DANSE | SPECTACLES

13 Tongues

12 Fév - 15 Fév 2020
Vernissage le 12 Fév 2020

Les chimères et fantômes du plus ancien quartier de la capitale taïwanaise envahiront la scène du Palais de Chaillot, au cours du spectacle 13 Tongues du chorégraphe Cheng Tsung-lung. Folklore traditionnel, spiritualité taoïste et modernité digitale se mêlent pour rendre hommage aux légendes urbaines de Bangka.

La compagnie Cloud Gate a été fondée en 1973 par Lin Hwai-min, avec la volonté de forger l’identité culturelle nationale de Taïwan dans le domaine de la danse contemporaine. Reconnu en Asie comme dans le reste du monde, Cloud Gate a réussi son pari. En 2019, Lin Hwan-min a passé le flambeau de la direction artistique de la compagnie au chorégraphe Cheng Tsung-lung.
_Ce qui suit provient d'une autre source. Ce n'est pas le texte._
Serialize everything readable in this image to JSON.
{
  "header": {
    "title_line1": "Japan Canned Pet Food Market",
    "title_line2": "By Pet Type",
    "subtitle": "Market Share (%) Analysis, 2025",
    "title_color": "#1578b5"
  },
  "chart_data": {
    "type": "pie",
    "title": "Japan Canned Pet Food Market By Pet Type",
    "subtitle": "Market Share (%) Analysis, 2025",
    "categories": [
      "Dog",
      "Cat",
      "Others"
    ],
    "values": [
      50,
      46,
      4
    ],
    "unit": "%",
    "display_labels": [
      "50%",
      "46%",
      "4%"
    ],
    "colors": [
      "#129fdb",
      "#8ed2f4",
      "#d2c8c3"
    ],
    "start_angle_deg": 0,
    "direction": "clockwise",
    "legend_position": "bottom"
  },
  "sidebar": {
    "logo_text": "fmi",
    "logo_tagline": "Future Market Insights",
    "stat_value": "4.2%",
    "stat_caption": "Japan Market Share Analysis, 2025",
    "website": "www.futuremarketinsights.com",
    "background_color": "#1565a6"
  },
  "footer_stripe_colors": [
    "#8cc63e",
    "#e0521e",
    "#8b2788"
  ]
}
Ce dernier présente son nouveau spectacle, 13 Tongues, au Palais de Chaillot.

13 Tongues : danser pour ranimer les spectres de Bangka

La vocation de chorégraphe de Cheng Tsung-lung lui vient de la compréhension que concevoir une danse constitue un acte créatif similaire à celui du développement d’une histoire. Dans 13 Tongues, il rend ainsi hommage aux récits que lui narrait sa mère. Le titre de son dernier spectacle fait référence à l’un d’eux : celui d’un conteur et artiste de rue, appelé « Treize langues » en raison de ses capacités d’imitation.

On raconte en effet qu’il savait incarner tous les personnages de Bangka, le plus ancien quartier de la capitale taïwanaise. 13 Tongues mêle ainsi les souvenirs d’enfance du chorégraphe à l’ambiance urbaine de Bangka, de ses rues animées et de son folklore. Les onze danseuses et danseurs font revivre, cette fois-ci par leurs mouvements, les fantômes et esprits errants du vieux quartier.

13 Tongues : entre modernité et tradition taïwanaises

A l’image du quartier de Bangka, les danseurs oscillent entre l’ancien et le nouveau monde, entre le folklore et le digital. Ils revêtent successivement d’amples tuniques noires puis des habits fluorescents qui rappellent les néons des villes. Derrière les gestes ondulants du corps de ballet, une gigantesque carpe nage lentement, projetée contre le mur, reflétant ses couleurs vives sur les tenues des danseurs.

La musique d’influence électronique composée par Lim Giong côtoie tout au long du spectacle les mantras et rites taoïstes repris par les danseurs. Cheng Tsung-lung poursuit ainsi le travail engagé par son prédécesseur dans l’élaboration d’un art chorégraphique qui représente la culture et la réalité taïwanaise.